REXBURG, Idaho — What has happened at BYU-Idaho — in its transition from Ricks College — in the past 15 months is a two-fold miracle, declared Elder Henry B. Eyring of the Quorum of the Twelve during a special campus devotional here Sept. 18. And in this process, "the people here have set an example for us worthy of our support and our emulation."
"They were forced to learn about rapid change. Fifteen months ago, without warning, they were told that the two-year Ricks College was to become the four-year BYU-Idaho. What they have done since then is miraculous," said Elder Eyring, who is also Church Commissioner of Education.
Elder Eyring's devotional address was among a host of homecoming week activities celebrating the first semester of BYU-Idaho, at which the first classes began Sept. 4. In June 2000, President Gordon B. Hinckley announced Ricks College would become a four-year university.
Speaking of the two-fold miracle, Elder Eyring said: "First, there is the miracle in how much they have done. In those 15 months, they created a detailed plan, hired new faculty, received conditional accreditation status which could have taken years, and then launched this new venture, BYU-Idaho. And change will not end. The phrase 'Rethinking Education' is not to be only a slogan for the transformation from a two to four-year status. The school is to be a place of educational innovation, permanently.
"The second part of the miracle is the way they have made the changes. The people who serve here have found a way to make changes — great and rapid changes — that will enhance, not replace, the best of what the school has always been. When you return in some distant future, you will find great innovation has become commonplace, and yet, amidst all the change the school will have retained and enriched the basic characteristics which blessed your life."
Elder Eyring then spoke of these basic characteristics and how they were not only maintained but also applied during the transition from Ricks College to BYU-Idaho. The first goal in the prospectus to the accrediting agency states: "To build testimonies of the restored gospel of Jesus Christ and to encourage living its principles."

"That choice to put the Savior and His purposes first is the primary basis of my confidence in the future. Every innovation will be measured against this test of the heart. The cumulative effect of change here will be to build testimony and accelerate true conversion. And the effect of that goal will be to bring teachers here who have the Savior and His goals in their hearts."
The choice to put the Savior at the center led to other key choices, Elder Eyring continued. These choices include an emphasis on undergraduate learning, with no faculty ranking and no graduate programs, as explained by President Hinckley when he announced BYU-Idaho. "Only people who put the Savior first and take His life as their model could do that, since it is so foreign to so much of what goes on in universities."

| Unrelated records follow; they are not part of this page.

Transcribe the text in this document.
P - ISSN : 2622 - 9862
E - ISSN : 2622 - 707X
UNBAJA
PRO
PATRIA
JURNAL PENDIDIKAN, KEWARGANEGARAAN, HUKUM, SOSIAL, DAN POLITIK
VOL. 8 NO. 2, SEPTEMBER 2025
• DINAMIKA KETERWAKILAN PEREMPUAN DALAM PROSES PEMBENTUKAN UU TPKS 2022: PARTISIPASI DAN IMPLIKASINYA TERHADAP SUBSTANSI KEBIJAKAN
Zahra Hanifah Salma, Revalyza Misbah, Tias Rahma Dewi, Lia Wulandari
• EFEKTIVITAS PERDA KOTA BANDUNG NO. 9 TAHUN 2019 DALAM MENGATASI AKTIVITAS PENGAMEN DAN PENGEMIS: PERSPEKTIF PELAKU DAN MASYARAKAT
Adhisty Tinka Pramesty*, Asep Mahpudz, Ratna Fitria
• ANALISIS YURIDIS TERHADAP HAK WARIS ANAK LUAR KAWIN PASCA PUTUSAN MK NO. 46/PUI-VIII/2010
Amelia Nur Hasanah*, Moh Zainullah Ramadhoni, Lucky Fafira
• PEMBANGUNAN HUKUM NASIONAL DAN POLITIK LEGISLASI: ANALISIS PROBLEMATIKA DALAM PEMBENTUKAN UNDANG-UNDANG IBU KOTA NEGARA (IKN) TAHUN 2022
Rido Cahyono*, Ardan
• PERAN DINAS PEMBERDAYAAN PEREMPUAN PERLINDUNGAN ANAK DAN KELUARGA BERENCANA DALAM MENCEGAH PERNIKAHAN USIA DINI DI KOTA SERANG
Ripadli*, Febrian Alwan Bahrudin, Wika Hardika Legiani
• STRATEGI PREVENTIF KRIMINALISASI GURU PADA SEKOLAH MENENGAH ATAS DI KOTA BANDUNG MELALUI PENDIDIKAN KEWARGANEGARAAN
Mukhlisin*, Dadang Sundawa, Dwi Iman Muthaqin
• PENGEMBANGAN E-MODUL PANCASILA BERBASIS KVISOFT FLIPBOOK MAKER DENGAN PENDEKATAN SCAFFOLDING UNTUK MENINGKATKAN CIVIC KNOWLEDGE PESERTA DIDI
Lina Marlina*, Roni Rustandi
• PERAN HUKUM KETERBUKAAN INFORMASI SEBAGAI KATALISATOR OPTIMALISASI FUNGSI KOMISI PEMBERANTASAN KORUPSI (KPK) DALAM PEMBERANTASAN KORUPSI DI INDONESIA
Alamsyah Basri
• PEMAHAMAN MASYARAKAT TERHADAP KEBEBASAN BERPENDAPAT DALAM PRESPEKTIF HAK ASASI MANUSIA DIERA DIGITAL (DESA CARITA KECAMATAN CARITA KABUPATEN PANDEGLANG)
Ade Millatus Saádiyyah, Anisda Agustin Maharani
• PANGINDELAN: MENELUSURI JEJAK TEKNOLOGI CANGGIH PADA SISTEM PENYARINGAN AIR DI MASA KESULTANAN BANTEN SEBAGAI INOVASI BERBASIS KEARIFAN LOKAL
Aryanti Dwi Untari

Another of the school's characteristics that will continue is frugality, Elder Eyring said. "There will come times when the Lord's prophet will ask us to do more with less. Knowing that will come, we must find ways to improve and to innovate which require little or no money. We will depend more upon inspiration and perspiration to make improvements than upon buildings and equipment."
For these characteristics to continue, Elder Eyring said, the students must play a major part. "It is their faith in the Lord Jesus Christ, in His restored gospel, and their obedience to His commandments which will put Him at the center of the school. Their faith will largely determine whether we learn here by study and also by faith. As we do, we will attain academic excellence."